By Joss Wood, Rakeback.com Poker News Staff Writer
The rumours seemed unbelievable but it now looks like PokerStars is buying Full Tilt. A tweet from Alex Dreyfuss, Chief Executive of Chili Gaming, said:
“Pokerstars buys FullTilt for a consideration of $750m, including settlement with DOJ and full balances of players (330m). I'm impressed.”
No statement has yet been made by PokerStars, but 2+2 forum super moderator Mike Haven posted:
“I can't confirm that this is true, because of NDA reasons, but I can say that a welcomed press release may follow in the near future.”

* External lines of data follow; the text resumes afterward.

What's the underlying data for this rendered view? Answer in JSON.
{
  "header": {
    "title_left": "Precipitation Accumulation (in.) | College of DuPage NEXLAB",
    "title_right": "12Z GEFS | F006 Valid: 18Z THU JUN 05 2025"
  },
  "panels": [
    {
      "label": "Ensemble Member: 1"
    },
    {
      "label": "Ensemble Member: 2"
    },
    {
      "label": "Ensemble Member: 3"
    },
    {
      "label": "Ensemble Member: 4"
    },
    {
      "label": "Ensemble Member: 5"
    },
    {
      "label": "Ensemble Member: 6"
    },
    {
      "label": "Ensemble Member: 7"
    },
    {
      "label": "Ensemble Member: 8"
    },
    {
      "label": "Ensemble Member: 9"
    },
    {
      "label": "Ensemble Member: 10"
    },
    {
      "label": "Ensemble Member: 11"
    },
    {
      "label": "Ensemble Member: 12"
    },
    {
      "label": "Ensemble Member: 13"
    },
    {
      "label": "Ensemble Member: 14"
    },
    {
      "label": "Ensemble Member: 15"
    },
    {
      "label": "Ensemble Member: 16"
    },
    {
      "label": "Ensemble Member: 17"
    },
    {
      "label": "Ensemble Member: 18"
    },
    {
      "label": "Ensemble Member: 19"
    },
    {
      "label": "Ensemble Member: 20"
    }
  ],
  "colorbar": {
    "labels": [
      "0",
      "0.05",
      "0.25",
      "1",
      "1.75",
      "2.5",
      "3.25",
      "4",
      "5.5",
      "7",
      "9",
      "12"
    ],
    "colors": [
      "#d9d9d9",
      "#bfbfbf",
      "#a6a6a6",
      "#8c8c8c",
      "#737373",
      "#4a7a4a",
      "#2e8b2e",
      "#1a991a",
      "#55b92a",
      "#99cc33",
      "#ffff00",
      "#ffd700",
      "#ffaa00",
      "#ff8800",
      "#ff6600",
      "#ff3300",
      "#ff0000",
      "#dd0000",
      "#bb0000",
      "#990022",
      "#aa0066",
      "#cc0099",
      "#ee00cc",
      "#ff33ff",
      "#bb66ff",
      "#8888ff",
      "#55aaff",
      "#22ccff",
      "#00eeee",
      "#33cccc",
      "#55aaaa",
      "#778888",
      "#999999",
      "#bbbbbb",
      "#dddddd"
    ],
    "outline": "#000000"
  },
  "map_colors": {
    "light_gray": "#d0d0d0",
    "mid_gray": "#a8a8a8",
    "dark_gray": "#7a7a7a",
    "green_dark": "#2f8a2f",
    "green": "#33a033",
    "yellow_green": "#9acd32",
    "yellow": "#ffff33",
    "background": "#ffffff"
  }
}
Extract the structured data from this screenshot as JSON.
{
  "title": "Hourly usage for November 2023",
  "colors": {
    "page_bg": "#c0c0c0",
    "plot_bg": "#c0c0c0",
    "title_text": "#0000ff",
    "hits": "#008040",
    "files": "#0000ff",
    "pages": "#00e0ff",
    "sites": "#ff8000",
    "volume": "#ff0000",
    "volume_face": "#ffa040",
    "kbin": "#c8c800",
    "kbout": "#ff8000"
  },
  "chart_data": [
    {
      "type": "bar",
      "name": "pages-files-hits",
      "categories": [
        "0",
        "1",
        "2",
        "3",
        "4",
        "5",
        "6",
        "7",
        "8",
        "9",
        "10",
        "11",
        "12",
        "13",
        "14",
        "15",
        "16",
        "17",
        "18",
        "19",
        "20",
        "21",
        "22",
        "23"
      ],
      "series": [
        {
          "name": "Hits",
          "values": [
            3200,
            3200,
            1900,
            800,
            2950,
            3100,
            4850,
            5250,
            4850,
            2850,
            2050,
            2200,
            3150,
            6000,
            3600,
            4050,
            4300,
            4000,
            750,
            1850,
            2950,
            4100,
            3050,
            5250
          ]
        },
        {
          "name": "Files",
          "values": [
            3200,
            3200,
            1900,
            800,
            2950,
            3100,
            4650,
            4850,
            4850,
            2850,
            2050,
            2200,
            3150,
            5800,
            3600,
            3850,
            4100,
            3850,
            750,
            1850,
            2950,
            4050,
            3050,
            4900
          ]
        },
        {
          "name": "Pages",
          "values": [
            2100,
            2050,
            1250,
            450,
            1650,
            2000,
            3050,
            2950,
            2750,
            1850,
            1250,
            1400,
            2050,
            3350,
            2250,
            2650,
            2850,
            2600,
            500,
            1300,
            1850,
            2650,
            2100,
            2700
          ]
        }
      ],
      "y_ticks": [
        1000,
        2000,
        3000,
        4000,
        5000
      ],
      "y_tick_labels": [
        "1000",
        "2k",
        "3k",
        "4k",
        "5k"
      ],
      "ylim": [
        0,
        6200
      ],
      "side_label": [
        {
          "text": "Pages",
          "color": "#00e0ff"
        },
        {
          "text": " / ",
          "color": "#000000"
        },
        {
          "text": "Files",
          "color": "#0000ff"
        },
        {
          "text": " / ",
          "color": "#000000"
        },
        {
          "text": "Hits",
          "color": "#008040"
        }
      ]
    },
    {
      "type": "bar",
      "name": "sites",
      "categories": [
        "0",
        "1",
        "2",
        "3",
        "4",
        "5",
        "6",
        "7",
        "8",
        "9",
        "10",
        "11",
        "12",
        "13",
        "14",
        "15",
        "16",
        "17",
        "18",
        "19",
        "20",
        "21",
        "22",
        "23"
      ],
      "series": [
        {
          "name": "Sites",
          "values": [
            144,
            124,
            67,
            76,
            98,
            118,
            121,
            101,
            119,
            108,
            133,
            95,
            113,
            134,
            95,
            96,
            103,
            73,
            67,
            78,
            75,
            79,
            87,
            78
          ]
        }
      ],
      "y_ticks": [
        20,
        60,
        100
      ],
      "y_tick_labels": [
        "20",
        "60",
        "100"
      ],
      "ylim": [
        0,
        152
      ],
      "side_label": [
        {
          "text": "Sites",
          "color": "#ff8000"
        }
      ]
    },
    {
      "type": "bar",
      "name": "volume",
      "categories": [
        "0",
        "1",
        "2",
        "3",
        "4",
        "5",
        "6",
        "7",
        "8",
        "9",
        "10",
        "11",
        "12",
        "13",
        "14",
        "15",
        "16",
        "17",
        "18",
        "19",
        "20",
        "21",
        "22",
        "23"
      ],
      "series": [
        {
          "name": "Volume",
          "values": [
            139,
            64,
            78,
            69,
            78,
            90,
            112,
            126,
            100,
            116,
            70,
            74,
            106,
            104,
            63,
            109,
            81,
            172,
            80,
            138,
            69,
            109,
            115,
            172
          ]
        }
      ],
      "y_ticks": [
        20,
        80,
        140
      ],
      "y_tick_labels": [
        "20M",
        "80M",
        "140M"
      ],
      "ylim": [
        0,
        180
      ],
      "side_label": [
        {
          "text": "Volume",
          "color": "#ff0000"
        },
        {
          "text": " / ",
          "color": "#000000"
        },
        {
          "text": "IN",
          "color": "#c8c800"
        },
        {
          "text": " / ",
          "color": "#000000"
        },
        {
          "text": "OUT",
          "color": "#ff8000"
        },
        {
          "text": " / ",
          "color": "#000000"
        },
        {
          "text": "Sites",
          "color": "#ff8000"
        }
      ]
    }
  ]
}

Bernard Tapie’s deal which we have all been following looks like it has failed to convince the DoJ. Gaming industry sources are quoting "unresolvable legal complications and failure to agree on player repayment plan" as the reasons why the GBT deal collapsed.
In the last few minutes, a full statement has been released by GBT:
“Groupe Bernard Tapie regrets to announce that, after seven months of intensive work, our efforts to obtain final approval of the United States Department of Justice of the agreement to acquire the assets of Full Tilt Poker have ended without success.
Ultimately, the deal failed due to two major issues.
The parties could not agree on a plan for repayment of ROW players.
GBT proposed a plan that would have resulted in immediate reinstatement of all ROW player balances, with a right to withdraw those funds over time, based on the size of the player balance and the extent of the player’s playing activity on the re-launched site. All players would have been permitted complete withdrawal of their balances, regardless of whether they played on the site, by a date certain, and 94.9% of ROW players would have been fully repaid on day 1. DOJ ultimately insisted on full repayment with right of withdrawal within 90 days for all players– a surprise demand made in the 11th hour, after months of good-faith negotiations by GBT.
The legal complications surrounding the deal – specifically, questions surrounding the legality of the forfeiture under non-US laws – also proved unresolvable.
All of the key assets of the FTP companies reside outside of the United States. A non-US court well might regard the purported forfeiture as a “fraudulent transaction” and declare it invalid or deem the acquirer of the assets responsible for all of those creditor obligations.
Given the $80 million purchase price, and the substantial amount of cash needed to relaunch FTP, those issues ultimately proved too substantial to overcome.
GBT is very conscious of the hopes it has created – among FTP employees that they will retain their jobs, among FTP players that they will recover their balances, and among the entire poker community that the world’s finest poker platform will be relaunched and bring a needed added element of competition to a world market that today is fully dominated by a single operator.
GBT cannot accept the end of those hopes.
For that reason, unless a concrete and legally viable solution is found in the very coming days to save the employees and repay the players of FTP, we will move to our own plan of action.
We understand from press reports that the DOJ may have entered into an agreement with PokerStars pursuant to which PokerStars will acquire the FTP assets. If accurate, we can only assume that PokerStars determined that it was willing to accept these legal and financial risks in order to resolve its own legal situation with DOJ. If a PokerStars acquisition of FTP means that all FTP players will be fully repaid immediately, we are very happy for the players, as their final and full repayment has always been our priority.
We only regret that such a deal would signal further consolidation of a poker market already dominated by a single player – an outcome that may raise antitrust concerns and that, in the long run, is probably not good for players and for the whole online poker industry.”
PokerStars must have been waiting in the wings to instantly take advantage of the situation. It seems amazing that PokerStars could have kept the negotiations so dark for so long. The due diligence on legal problems and financial liabilities must have involved a huge number of people.
Assuming the deal goes through PokerStars will have removed one legal threat as they will own the intellectual property rights to Rush Poker. With Zoom poker taking so much of the market this advantage has a real value.
PokerStars has released the following statement:
"We've had a lot of enquiries and there's lots of speculation on the forums, so I wanted to address the PokerStars chatter. As you know, PokerStars is in settlement discussions with the U.S. Department of Justice. As such settlement discussions are always confidential, we are unable to comment on rumors. As soon as we have information to share publicly we will do so."